Cómo evitar que el jabalí te huela: claves para el éxito en la espera

Quien haya pasado horas aguardando a un jabalí sabe que el silencio y la inmovilidad son fundamentales… pero no lo único. El olfato de este animal es tan fino que, si no tomamos precauciones, nos descubrirá mucho antes de que podamos verlo.

Según un artículo de Jara y Sedal, subestimar el sentido del olfato del jabalí es uno de los errores más comunes que comete el cazador.

El olfato: su mayor ventaja

El jabalí cuenta con una trufa poderosa y un hocico largo que le otorgan un sistema olfativo excepcional. Puede detectar nuestro olor a cientos de metros e incluso rastrear nuestro paso horas después. Por eso, además de no hacer ruido y no dejarnos ver, debemos trabajar para que nuestro olor no delate nuestra posición.

Jugar con los aires

Uno de los factores más críticos es la dirección del viento.

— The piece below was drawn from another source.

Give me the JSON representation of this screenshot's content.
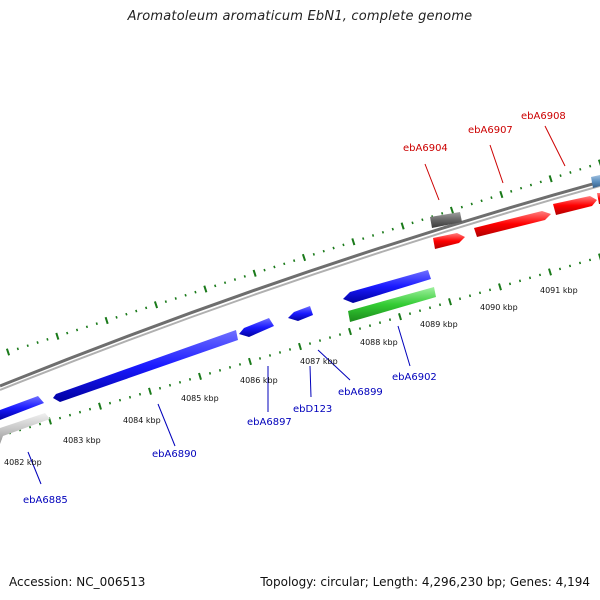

Antes de colocarnos, conviene estudiar las huellas para conocer la entrada habitual del animal y posicionarnos siempre de cara al viento reinante, evitando que este arrastre nuestro olor hacia él.

Trucos de camuflaje olfativo

Un método sencillo y eficaz es usar ropa del cebador: botas altas de goma y guantes que hayan sido utilizados durante días para cebar la zona. Así, el jabalí asocia ese olor con algo habitual y no con una amenaza.

Otra clave es colocar el puesto lo más alto posible, de forma que nuestros olores queden por encima del animal.

Vestimenta sin ruidos ni olores

La ropa debe ser silenciosa y libre de fragancias artificiales. Evita detergentes perfumados y, si es posible, emplea prendas técnicas diseñadas para bloquear olores. El calzado, a menudo olvidado, también debe tratarse con cubreolores o plantillas impregnadas.

Uso de cubreolores: pros y contras

En el mercado hay productos para neutralizar o camuflar nuestro olor: resinas vegetales, orina de zorro, geles y champús antiolor, sprays para ropa y calzado… Incluso existen soluciones para el aliento como chicles o enjuagues. Sin embargo, el uso de atrayentes está prohibido en muchas comunidades autónomas, por lo que debemos conocer la normativa antes de emplearlos.

Un equilibrio necesario

No se trata de obsesionarse, pero sí de minimizar todo aquello que pueda alertar al animal. En la caza al aguardo, cada detalle cuenta: dirección del viento, altura del puesto, vestimenta y manejo de olores. Siguiendo estos consejos, aumentaremos nuestras posibilidades de éxito sin interferir en el comportamiento natural del jabalí.